The way to make money from a forest is to cut it down and sell the timber. Right?

Wrong! Studies show that the trees, and all that goes with them, yield much more cash if left standing. Harvesting the living forest for its products, and growing crops in harmony with it, can earn up to nine times as much as felling it - and will go on producing an income indefinitely. And that is not counting the growing potential of ecotourism, or the incalculably valuable services of forests in providing freshwater and regulating the climate. Here are just a few of the riches that forests provide.

 
         
 

Neem
Fast-growing and resistant to drought, this native South Asian hardwood has so many uses that it has been called a wonder tree. It provides an antiseptic and antifungal ingredient in skin ointments and soaps. Its seeds are an important source of azadirachtin, an effective pesticide that does not harm beneficial insects or mammals. It is being cultivated for carving in Kenya, providing an income without depleting already overharvested hardwoods like ebony, and helping to preserve the habitat of such species as the Sokoke scops owl.

Enrico Bartolucci/Still Pictures

Matsutake mushrooms
These rare and expensive wild mushrooms, from Japan's red pine forests, are such a precious traditional delicacy that perfect specimens are given as gifts. Such is the demand for them that related varieties are also imported from places like the pine forests of Santa Marta Latuvi, Mexico, where communities of subsistence farmers harvest and sell them for export for up to $30 per kilogram.

Marisela Zamora

Cork oak
Evergreen cork oak forests provide a natural biodegradable material for a host of uses, ranging from floors to bulletin boards, insulation to stoppers for wine bottles. They thrive across 27,000 square kilometres in the Mediterranean basin and are home to endangered species like the Iberian lynx. The cork can be harvested from the live tree about once a decade, and then grows back, providing a sustainable income for more than 100,000 people.
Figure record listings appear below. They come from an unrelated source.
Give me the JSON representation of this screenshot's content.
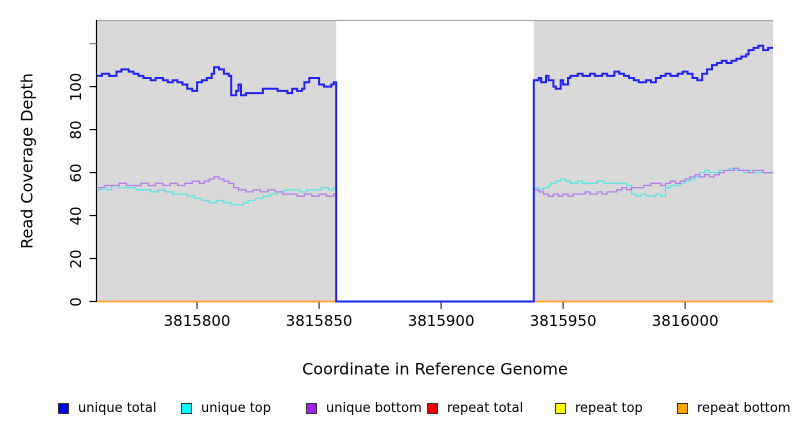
{
  "chart_data": {
    "type": "line",
    "step": true,
    "title": "",
    "xlabel": "Coordinate in Reference Genome",
    "ylabel": "Read Coverage Depth",
    "xlim": [
      3815759,
      3816036
    ],
    "ylim": [
      0,
      131
    ],
    "grid": false,
    "x_ticks": [
      3815800,
      3815850,
      3815900,
      3815950,
      3816000
    ],
    "y_ticks_labeled": [
      0,
      20,
      40,
      60,
      80,
      100
    ],
    "y_ticks_unlabeled": [
      120
    ],
    "background_shading": {
      "color": "#D9D9D9",
      "regions": [
        [
          3815759,
          3815857
        ],
        [
          3815938,
          3816036
        ]
      ]
    },
    "panel_top_border_color": "#ABABAB",
    "coverage_gap": [
      3815857,
      3815938
    ],
    "legend_position": "bottom",
    "draw_order": [
      "repeat total",
      "repeat top",
      "repeat bottom",
      "unique top",
      "unique bottom",
      "unique total"
    ],
    "series": [
      {
        "name": "unique total",
        "legend_color": "#0000EE",
        "line_color": "#2222EE",
        "line_width": 2,
        "points": [
          [
            3815759,
            105
          ],
          [
            3815761,
            106
          ],
          [
            3815764,
            105
          ],
          [
            3815767,
            107
          ],
          [
            3815769,
            108
          ],
          [
            3815772,
            107
          ],
          [
            3815774,
            106
          ],
          [
            3815776,
            105
          ],
          [
            3815778,
            104
          ],
          [
            3815781,
            103
          ],
          [
            3815783,
            104
          ],
          [
            3815786,
            103
          ],
          [
            3815788,
            102
          ],
          [
            3815790,
            103
          ],
          [
            3815792,
            102
          ],
          [
            3815794,
            101
          ],
          [
            3815796,
            99
          ],
          [
            3815798,
            98
          ],
          [
            3815800,
            102
          ],
          [
            3815802,
            103
          ],
          [
            3815804,
            104
          ],
          [
            3815806,
            106
          ],
          [
            3815807,
            109
          ],
          [
            3815809,
            108
          ],
          [
            3815811,
            106
          ],
          [
            3815813,
            105
          ],
          [
            3815814,
            96
          ],
          [
            3815816,
            98
          ],
          [
            3815817,
            101
          ],
          [
            3815818,
            96
          ],
          [
            3815820,
            97
          ],
          [
            3815825,
            97
          ],
          [
            3815827,
            99
          ],
          [
            3815832,
            99
          ],
          [
            3815833,
            98
          ],
          [
            3815837,
            97
          ],
          [
            3815839,
            99
          ],
          [
            3815841,
            98
          ],
          [
            3815843,
            99
          ],
          [
            3815844,
            102
          ],
          [
            3815846,
            104
          ],
          [
            3815848,
            104
          ],
          [
            3815850,
            101
          ],
          [
            3815852,
            100
          ],
          [
            3815855,
            101
          ],
          [
            3815856,
            102
          ],
          [
            3815857,
            0
          ],
          [
            3815938,
            103
          ],
          [
            3815940,
            104
          ],
          [
            3815941,
            102
          ],
          [
            3815943,
            105
          ],
          [
            3815944,
            103
          ],
          [
            3815946,
            100
          ],
          [
            3815947,
            99
          ],
          [
            3815949,
            103
          ],
          [
            3815950,
            101
          ],
          [
            3815952,
            104
          ],
          [
            3815953,
            105
          ],
          [
            3815956,
            106
          ],
          [
            3815958,
            105
          ],
          [
            3815961,
            106
          ],
          [
            3815963,
            105
          ],
          [
            3815966,
            106
          ],
          [
            3815968,
            105
          ],
          [
            3815971,
            107
          ],
          [
            3815973,
            106
          ],
          [
            3815975,
            105
          ],
          [
            3815977,
            104
          ],
          [
            3815979,
            103
          ],
          [
            3815981,
            102
          ],
          [
            3815984,
            103
          ],
          [
            3815986,
            102
          ],
          [
            3815988,
            104
          ],
          [
            3815990,
            105
          ],
          [
            3815992,
            106
          ],
          [
            3815994,
            105
          ],
          [
            3815997,
            106
          ],
          [
            3815999,
            107
          ],
          [
            3816001,
            106
          ],
          [
            3816003,
            104
          ],
          [
            3816005,
            103
          ],
          [
            3816007,
            106
          ],
          [
            3816009,
            108
          ],
          [
            3816011,
            110
          ],
          [
            3816013,
            111
          ],
          [
            3816015,
            112
          ],
          [
            3816017,
            111
          ],
          [
            3816019,
            112
          ],
          [
            3816021,
            113
          ],
          [
            3816023,
            114
          ],
          [
            3816025,
            115
          ],
          [
            3816026,
            117
          ],
          [
            3816028,
            118
          ],
          [
            3816030,
            119
          ],
          [
            3816032,
            117
          ],
          [
            3816034,
            118
          ]
        ]
      },
      {
        "name": "unique top",
        "legend_color": "#00FFFF",
        "line_color": "#5FE3E3",
        "line_width": 1.3,
        "points": [
          [
            3815759,
            52
          ],
          [
            3815761,
            53
          ],
          [
            3815763,
            52
          ],
          [
            3815765,
            54
          ],
          [
            3815768,
            53
          ],
          [
            3815772,
            53
          ],
          [
            3815775,
            52
          ],
          [
            3815778,
            52
          ],
          [
            3815781,
            51
          ],
          [
            3815784,
            52
          ],
          [
            3815787,
            51
          ],
          [
            3815790,
            50
          ],
          [
            3815793,
            50
          ],
          [
            3815796,
            49
          ],
          [
            3815799,
            48
          ],
          [
            3815802,
            47
          ],
          [
            3815805,
            46
          ],
          [
            3815808,
            47
          ],
          [
            3815811,
            46
          ],
          [
            3815814,
            45
          ],
          [
            3815817,
            45
          ],
          [
            3815819,
            46
          ],
          [
            3815821,
            47
          ],
          [
            3815824,
            48
          ],
          [
            3815827,
            49
          ],
          [
            3815830,
            50
          ],
          [
            3815833,
            51
          ],
          [
            3815836,
            52
          ],
          [
            3815839,
            52
          ],
          [
            3815842,
            51
          ],
          [
            3815845,
            52
          ],
          [
            3815848,
            52
          ],
          [
            3815851,
            53
          ],
          [
            3815854,
            52
          ],
          [
            3815856,
            53
          ],
          [
            3815857,
            0
          ],
          [
            3815938,
            53
          ],
          [
            3815940,
            52
          ],
          [
            3815942,
            53
          ],
          [
            3815944,
            54
          ],
          [
            3815945,
            55
          ],
          [
            3815947,
            56
          ],
          [
            3815949,
            57
          ],
          [
            3815951,
            56
          ],
          [
            3815953,
            55
          ],
          [
            3815956,
            56
          ],
          [
            3815958,
            55
          ],
          [
            3815961,
            55
          ],
          [
            3815964,
            56
          ],
          [
            3815967,
            55
          ],
          [
            3815970,
            55
          ],
          [
            3815973,
            55
          ],
          [
            3815976,
            54
          ],
          [
            3815978,
            50
          ],
          [
            3815980,
            49
          ],
          [
            3815982,
            50
          ],
          [
            3815984,
            49
          ],
          [
            3815986,
            49
          ],
          [
            3815988,
            50
          ],
          [
            3815990,
            49
          ],
          [
            3815992,
            53
          ],
          [
            3815994,
            54
          ],
          [
            3815996,
            54
          ],
          [
            3815998,
            55
          ],
          [
            3816000,
            56
          ],
          [
            3816002,
            57
          ],
          [
            3816004,
            58
          ],
          [
            3816006,
            60
          ],
          [
            3816008,
            61
          ],
          [
            3816010,
            60
          ],
          [
            3816012,
            60
          ],
          [
            3816014,
            61
          ],
          [
            3816016,
            61
          ],
          [
            3816018,
            62
          ],
          [
            3816020,
            61
          ],
          [
            3816022,
            61
          ],
          [
            3816024,
            60
          ],
          [
            3816026,
            61
          ],
          [
            3816028,
            60
          ],
          [
            3816030,
            60
          ],
          [
            3816033,
            60
          ]
        ]
      },
      {
        "name": "unique bottom",
        "legend_color": "#A020F0",
        "line_color": "#B67CE8",
        "line_width": 1.3,
        "points": [
          [
            3815759,
            53
          ],
          [
            3815762,
            54
          ],
          [
            3815765,
            54
          ],
          [
            3815768,
            55
          ],
          [
            3815771,
            54
          ],
          [
            3815774,
            54
          ],
          [
            3815777,
            55
          ],
          [
            3815780,
            54
          ],
          [
            3815783,
            55
          ],
          [
            3815786,
            54
          ],
          [
            3815789,
            55
          ],
          [
            3815792,
            54
          ],
          [
            3815795,
            55
          ],
          [
            3815798,
            56
          ],
          [
            3815801,
            55
          ],
          [
            3815803,
            56
          ],
          [
            3815805,
            57
          ],
          [
            3815807,
            58
          ],
          [
            3815809,
            57
          ],
          [
            3815811,
            56
          ],
          [
            3815813,
            55
          ],
          [
            3815815,
            53
          ],
          [
            3815817,
            52
          ],
          [
            3815820,
            51
          ],
          [
            3815823,
            52
          ],
          [
            3815826,
            51
          ],
          [
            3815829,
            52
          ],
          [
            3815832,
            51
          ],
          [
            3815835,
            50
          ],
          [
            3815838,
            50
          ],
          [
            3815841,
            49
          ],
          [
            3815844,
            50
          ],
          [
            3815847,
            49
          ],
          [
            3815850,
            50
          ],
          [
            3815853,
            49
          ],
          [
            3815856,
            50
          ],
          [
            3815857,
            0
          ],
          [
            3815938,
            52
          ],
          [
            3815940,
            51
          ],
          [
            3815942,
            50
          ],
          [
            3815944,
            49
          ],
          [
            3815946,
            50
          ],
          [
            3815948,
            49
          ],
          [
            3815950,
            50
          ],
          [
            3815952,
            49
          ],
          [
            3815954,
            50
          ],
          [
            3815957,
            50
          ],
          [
            3815959,
            51
          ],
          [
            3815961,
            50
          ],
          [
            3815964,
            51
          ],
          [
            3815966,
            50
          ],
          [
            3815968,
            51
          ],
          [
            3815970,
            51
          ],
          [
            3815972,
            52
          ],
          [
            3815974,
            53
          ],
          [
            3815976,
            52
          ],
          [
            3815978,
            53
          ],
          [
            3815981,
            53
          ],
          [
            3815983,
            54
          ],
          [
            3815986,
            55
          ],
          [
            3815988,
            55
          ],
          [
            3815990,
            54
          ],
          [
            3815992,
            55
          ],
          [
            3815994,
            56
          ],
          [
            3815996,
            55
          ],
          [
            3815998,
            56
          ],
          [
            3816000,
            57
          ],
          [
            3816002,
            58
          ],
          [
            3816004,
            59
          ],
          [
            3816006,
            58
          ],
          [
            3816008,
            59
          ],
          [
            3816010,
            58
          ],
          [
            3816012,
            59
          ],
          [
            3816014,
            60
          ],
          [
            3816016,
            61
          ],
          [
            3816018,
            61
          ],
          [
            3816020,
            62
          ],
          [
            3816022,
            61
          ],
          [
            3816024,
            61
          ],
          [
            3816026,
            60
          ],
          [
            3816028,
            61
          ],
          [
            3816030,
            61
          ],
          [
            3816032,
            60
          ],
          [
            3816034,
            60
          ]
        ]
      },
      {
        "name": "repeat total",
        "legend_color": "#EE0000",
        "line_color": "#CC0000",
        "line_width": 1.3,
        "points": [
          [
            3815759,
            0
          ],
          [
            3816036,
            0
          ]
        ]
      },
      {
        "name": "repeat top",
        "legend_color": "#FFFF00",
        "line_color": "#EEEE00",
        "line_width": 1.3,
        "points": [
          [
            3815759,
            0
          ],
          [
            3816036,
            0
          ]
        ]
      },
      {
        "name": "repeat bottom",
        "legend_color": "#FFA500",
        "line_color": "#FFA228",
        "line_width": 1.6,
        "points": [
          [
            3815759,
            0
          ],
          [
            3816036,
            0
          ]
        ]
      }
    ]
  },
  "legend": {
    "items": [
      {
        "label": "unique total",
        "color": "#0000EE"
      },
      {
        "label": "unique top",
        "color": "#00FFFF"
      },
      {
        "label": "unique bottom",
        "color": "#A020F0"
      },
      {
        "label": "repeat total",
        "color": "#EE0000"
      },
      {
        "label": "repeat top",
        "color": "#FFFF00"
      },
      {
        "label": "repeat bottom",
        "color": "#FFA500"
      }
    ]
  }
}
Markus Dlouhy/Still Pictures
 

Brazil nuts
One of the most famous of all rainforest products, the Brazil nut utterly depends on its intricate ecosystem. Its tree is pollinated by bees, which themselves depend on orchids that grow in the forest, and it needs a rodent - the agouti - to disperse its seeds. As a result the nuts, which are highly valued for their oil and nutrients, cannot be commercially cultivated in plantations.

TopFoto/ImageWorks

Rubber
People have used the sap of the South American rubber tree since before Christopher Columbus crossed the Atlantic. It sparked an extraordinary boom in the Amazon in the late 19th century, which collapsed when Europeans smuggled out the trees and set up plantations in Southeast Asia. Synthetic rubber followed and the Amazon now meets only a small fraction of world demand. But it is still an important source of income.

Luiz C. Marigo/Still Pictures

Pine nuts
Once a staple of Native Americans - who ground them into flour - and now the main ingredient in Italian pesto, pine nuts come from a variety of trees growing wild in Europe, Asia and North America. Rich in protein, fibre and other nutrients, they also sustain many wild creatures, from birds to grizzly bears.

Walter H. Hodge/Still Pictures

 

 
         
 
 
Traditionally, forest peoples have farmed in harmony with the trees - and many still do so, from Central America to Tanzania to Thailand. Two of the most popular of all forest products can be grown on a large scale in similar ways:
 
 
Cacao
More than half of the chocolate produced by Brazil, the world's fifth largest cacao-growing country, has been produced by the so-called 'cabruca' system, where the rainforest is thinned, but not felled, to accommodate cacao plants. The crop tolerates the shade and does well. Cabruca has recently been declining, but conservationists hope it can be revived, with international investment, to protect the country's Atlantic forest - one of the most species-rich but endangered habitats in the world.
  Coffee
Coffee also originated in the shady forest. Indeed, shade-grown coffee - produced by smaller farms on land forested with fruit and hardwood trees that also provide farmers with income - is becoming increasingly popular. It is a bit more expensive, but it prevents deforestation, sustains wildlife, preserves moisture in the soil and decreases erosion. Shade coffee plants can produce beans for 50 years, compared with just 10 to 15 years for those grown conventionally in the full sun after forests have been felled.